There were three sets of regulations issued by IRDAI in September with respect to health insurance. One of them, the ‘Modification Guidelines on Standardisation in Health Insurance’, listed items on which health insurers can give optional covers and, more importantly, amended the definition of pre-existing diseases as given in the original guideline issued in July 2016. The new guideline is applicable to all health insurance products filed here on.

A look at the changes.

Old definition

Pre-existing diseases (PED) refer to medical conditions or diseases that an individual had suffered from before buying the insurance. In the old guideline, it was defined as“any condition, ailment or injury or related condition(s) for which there were signs or symptoms, and/or were diagnosed, and/or for which medical advice/treatment was received within 48 months prior to the first policy issued by the insurer and renewed continuously thereafter”.

The problem here is that it leaves many loose ends unaddressed. One, the term ‘related condition’ is vague. There is no clear indication as to what it actually refers to. Second, going by the definition, all conditions for which the person had signs/symptoms in the 48 months prior to taking the policy, were considered PED.

New definition

In the new definition, the regulator has removed the term ‘related condition’ and clearly specified that the illness should have been diagnosed by a doctor for it to be considered a pre-existing disease. The signs/symptoms, which the insured person has disclosed before buying the policy, will not be considered PED unless they show up as an illness within the first three months of taking the policy.

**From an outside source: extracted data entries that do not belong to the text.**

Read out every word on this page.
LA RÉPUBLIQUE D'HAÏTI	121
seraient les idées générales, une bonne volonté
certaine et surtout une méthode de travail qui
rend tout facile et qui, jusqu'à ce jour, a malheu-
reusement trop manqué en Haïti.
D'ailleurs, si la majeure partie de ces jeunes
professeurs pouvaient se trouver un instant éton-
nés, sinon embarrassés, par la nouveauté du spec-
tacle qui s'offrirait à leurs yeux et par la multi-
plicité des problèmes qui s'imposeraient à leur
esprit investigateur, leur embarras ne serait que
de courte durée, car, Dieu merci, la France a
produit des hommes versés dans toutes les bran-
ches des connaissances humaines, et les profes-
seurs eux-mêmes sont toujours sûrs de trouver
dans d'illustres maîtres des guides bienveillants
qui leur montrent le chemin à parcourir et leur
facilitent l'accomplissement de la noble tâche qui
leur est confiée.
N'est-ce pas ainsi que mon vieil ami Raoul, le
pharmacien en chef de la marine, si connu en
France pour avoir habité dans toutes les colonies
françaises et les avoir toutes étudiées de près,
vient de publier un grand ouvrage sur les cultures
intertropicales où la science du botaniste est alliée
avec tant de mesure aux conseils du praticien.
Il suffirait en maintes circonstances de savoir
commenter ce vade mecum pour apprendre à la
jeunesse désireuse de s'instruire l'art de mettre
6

The definition of PED is, thus, changed to “any condition, ailment, injury or disease: a) that is/are diagnosed by a physician within 48 months prior to the effective date of the policy issued by the insurer; or b) For which medical advice or treatment was recommended by, or received from, a physician within 48 months prior to the effective date of the policy or its reinstatement; c) A condition for which any symptoms and or signs if presented and have resulted within three months of the issuance of the policy in a diagnostic illness or medical condition”.

Further, here on, any illness that had occurred prior to 48 months before purchase of the policy will not be considered as PED, said Subramanyam Brahmajosyula, Head, Underwriting & Re-insurance, SBI General.

Earlier, the PED definition had a condition that the policy should have been renewed continuously. So, if there was a break in renewal, the insurer had the option of making PED apply again. This is not the case any more.

Waiting period

When a condition/illness is identified as PED at the time of policy issuance, the insurer has three options: either reject the prospect or exclude the identified PED by incorporating it as ‘permanent exclusion’ and cover the person for other illnesses or cover the PED after the waiting period, which is generally two to four years. The option to exclude PED as permanent exclusion comes with the new Guidelines on Standardisation of Exclusions in Health Insurance Contracts.

Rules now let insurers to exclude diseases that are disclosed by a prospective policyholder as permanent exclusion with his/her consent. This is a big positive as it will help people who would have otherwise been denied insurance to get cover for other illnesses. Anyone with, say Parkinson’s or Alzheimer’s disease, has little chance of getting a health cover in India. With the new norms, insurers may come forward to cover such patients — by listing Parkinson’s disease or Alzheimer’s disease as a permanent exclusion and covering them for other illnesses.